After the relatively straightforward, song-orientated With Teeth, Nail Inch Nails did an artistic 180 with its follow-up. A concept album that takes aim at the US government by presenting a dystopian image of the year 2022, Year Zero is a broadly ambitious, incredibly creative album that’s a must-listen for anyone who appreciates a story as much as a song. A critical and commercial hit, it climbed to number two in the US, number six in the UK, and the top 10 in various other countries.

3. Pretty Hate Machine

 

Nine Inch Nails’ impressive 1989 debut gave us a band that were already light years ahead of the competition. A blend of blistering angst and danceable grooves, Pretty Hate Machine might have little in common with the band’s later projects, but it’s still a must-listen.

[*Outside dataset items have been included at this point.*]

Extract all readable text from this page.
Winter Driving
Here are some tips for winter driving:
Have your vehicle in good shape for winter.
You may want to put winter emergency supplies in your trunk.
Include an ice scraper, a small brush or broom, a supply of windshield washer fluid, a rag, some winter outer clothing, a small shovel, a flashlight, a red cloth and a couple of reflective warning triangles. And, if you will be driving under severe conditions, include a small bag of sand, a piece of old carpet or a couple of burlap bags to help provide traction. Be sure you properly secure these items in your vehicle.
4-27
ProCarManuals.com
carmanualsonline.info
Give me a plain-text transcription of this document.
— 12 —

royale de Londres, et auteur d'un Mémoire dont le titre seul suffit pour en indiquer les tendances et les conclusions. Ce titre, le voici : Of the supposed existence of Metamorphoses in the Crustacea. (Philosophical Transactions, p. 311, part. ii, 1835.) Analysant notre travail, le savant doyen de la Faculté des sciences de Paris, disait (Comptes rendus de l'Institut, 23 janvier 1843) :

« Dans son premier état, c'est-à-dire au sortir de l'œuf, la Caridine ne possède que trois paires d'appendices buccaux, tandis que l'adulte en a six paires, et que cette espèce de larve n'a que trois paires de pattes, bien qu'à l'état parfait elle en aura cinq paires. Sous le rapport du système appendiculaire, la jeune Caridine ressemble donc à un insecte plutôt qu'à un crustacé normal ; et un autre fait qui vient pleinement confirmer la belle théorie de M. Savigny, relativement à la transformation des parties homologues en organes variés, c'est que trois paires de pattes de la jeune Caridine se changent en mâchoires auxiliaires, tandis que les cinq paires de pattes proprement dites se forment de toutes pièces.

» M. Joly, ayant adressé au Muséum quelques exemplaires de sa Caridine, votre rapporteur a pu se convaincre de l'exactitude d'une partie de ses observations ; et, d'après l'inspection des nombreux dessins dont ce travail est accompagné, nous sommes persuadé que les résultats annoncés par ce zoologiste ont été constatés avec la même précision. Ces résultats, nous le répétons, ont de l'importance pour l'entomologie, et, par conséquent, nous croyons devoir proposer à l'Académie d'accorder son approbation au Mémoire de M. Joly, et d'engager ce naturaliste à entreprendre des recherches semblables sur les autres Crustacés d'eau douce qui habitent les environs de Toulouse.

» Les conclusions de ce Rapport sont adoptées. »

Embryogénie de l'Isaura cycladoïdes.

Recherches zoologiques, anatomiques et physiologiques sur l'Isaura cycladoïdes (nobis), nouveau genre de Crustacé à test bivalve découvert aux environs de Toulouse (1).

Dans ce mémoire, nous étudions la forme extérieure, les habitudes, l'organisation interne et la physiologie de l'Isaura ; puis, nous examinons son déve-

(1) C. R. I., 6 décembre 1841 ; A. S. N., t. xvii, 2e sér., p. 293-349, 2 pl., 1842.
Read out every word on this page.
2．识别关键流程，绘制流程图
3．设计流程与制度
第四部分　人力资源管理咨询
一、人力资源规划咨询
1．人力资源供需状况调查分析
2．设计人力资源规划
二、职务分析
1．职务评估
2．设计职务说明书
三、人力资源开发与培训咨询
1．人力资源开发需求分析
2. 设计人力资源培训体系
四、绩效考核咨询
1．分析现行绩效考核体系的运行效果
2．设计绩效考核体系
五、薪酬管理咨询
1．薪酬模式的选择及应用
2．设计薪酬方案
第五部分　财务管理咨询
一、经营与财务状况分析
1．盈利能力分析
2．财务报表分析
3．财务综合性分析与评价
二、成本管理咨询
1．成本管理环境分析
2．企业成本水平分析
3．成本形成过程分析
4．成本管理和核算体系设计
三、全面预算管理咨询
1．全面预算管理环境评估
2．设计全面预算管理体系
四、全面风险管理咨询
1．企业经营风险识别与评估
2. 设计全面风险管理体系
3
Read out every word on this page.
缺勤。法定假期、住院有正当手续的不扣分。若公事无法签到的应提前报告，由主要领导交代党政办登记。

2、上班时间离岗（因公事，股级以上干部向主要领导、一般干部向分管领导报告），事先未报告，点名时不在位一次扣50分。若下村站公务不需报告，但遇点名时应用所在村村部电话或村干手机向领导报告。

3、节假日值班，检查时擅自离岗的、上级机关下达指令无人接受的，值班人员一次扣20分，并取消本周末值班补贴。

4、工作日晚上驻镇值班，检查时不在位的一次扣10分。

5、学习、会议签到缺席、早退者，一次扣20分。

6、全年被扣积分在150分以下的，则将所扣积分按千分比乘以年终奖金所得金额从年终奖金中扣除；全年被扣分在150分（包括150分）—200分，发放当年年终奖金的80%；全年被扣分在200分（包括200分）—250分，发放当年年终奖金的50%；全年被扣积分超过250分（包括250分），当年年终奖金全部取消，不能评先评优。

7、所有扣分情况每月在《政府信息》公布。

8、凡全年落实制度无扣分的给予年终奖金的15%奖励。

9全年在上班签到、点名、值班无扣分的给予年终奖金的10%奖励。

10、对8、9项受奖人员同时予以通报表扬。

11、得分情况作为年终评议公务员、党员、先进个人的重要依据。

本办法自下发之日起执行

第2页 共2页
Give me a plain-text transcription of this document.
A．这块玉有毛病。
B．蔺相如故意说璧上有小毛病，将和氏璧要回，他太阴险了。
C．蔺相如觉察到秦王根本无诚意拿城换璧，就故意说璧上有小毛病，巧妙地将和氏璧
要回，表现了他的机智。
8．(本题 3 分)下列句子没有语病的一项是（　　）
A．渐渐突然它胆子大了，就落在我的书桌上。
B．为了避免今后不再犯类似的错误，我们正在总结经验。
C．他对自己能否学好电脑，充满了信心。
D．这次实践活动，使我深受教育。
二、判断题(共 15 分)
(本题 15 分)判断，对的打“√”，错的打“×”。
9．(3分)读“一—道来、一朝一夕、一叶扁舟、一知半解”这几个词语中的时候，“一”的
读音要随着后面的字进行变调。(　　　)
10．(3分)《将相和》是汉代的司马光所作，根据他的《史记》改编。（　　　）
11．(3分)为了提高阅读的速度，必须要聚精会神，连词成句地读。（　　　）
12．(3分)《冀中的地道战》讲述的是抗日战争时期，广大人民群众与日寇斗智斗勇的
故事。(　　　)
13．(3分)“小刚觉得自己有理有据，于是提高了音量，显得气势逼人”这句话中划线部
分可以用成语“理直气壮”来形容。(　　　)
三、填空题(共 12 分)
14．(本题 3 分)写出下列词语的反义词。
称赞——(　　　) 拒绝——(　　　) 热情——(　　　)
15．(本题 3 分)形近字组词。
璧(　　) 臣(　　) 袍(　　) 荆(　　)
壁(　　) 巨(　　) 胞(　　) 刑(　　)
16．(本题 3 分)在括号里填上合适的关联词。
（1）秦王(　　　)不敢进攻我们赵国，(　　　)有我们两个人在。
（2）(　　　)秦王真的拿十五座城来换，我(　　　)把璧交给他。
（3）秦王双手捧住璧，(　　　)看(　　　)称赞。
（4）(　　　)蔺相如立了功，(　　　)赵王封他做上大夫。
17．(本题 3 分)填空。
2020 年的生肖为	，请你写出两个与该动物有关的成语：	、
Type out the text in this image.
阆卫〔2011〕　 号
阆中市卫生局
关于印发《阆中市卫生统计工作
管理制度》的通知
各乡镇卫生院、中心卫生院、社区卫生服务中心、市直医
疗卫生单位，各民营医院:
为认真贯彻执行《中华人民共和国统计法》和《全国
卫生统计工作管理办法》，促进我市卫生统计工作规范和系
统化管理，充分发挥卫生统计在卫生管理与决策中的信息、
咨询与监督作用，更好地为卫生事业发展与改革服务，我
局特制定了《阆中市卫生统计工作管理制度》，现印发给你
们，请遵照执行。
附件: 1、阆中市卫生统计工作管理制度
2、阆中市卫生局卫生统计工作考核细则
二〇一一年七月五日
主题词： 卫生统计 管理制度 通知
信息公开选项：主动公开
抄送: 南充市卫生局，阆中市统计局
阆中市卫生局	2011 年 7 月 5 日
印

The critics loved it and so did the public, who took it to No. 75 on the Billboard 200.

2. The Fragile

 

Nine Inch Nails took fives years after The Downward Spiral to release The Fragile, but it was more than worth the wait. An epic, two-disc concept album, it finds Reznor drawing from his own battles with depression and drug abuse to tell the story of a man in freefall. It didn’t receive the warmest reception on its release, but, twenty years later, it’s considered one of their most important works, with The Day the World Went Away, We’re In This Together, Into the Void, and Starf–kers, Inc. all standing out as particular highlights.

1. The Downward Spiral

An obvious choice for the top spot, maybe, but one few fans would disagree with. The Fragile might be Nine Inch Nail’s most ambitious project, but The Downward Spiral is unquestionably their greatest. From the funk of Closer to the heartbreak of Hurt, the tracklist reads like a greatest hits album. Their best-selling record by a clean mile, it took the band to No. 2 on the Billboard 200 and No. 9 on the UK Albums Chart. One of the most influential albums of the 1990s, and Reznor’s greatest masterpiece.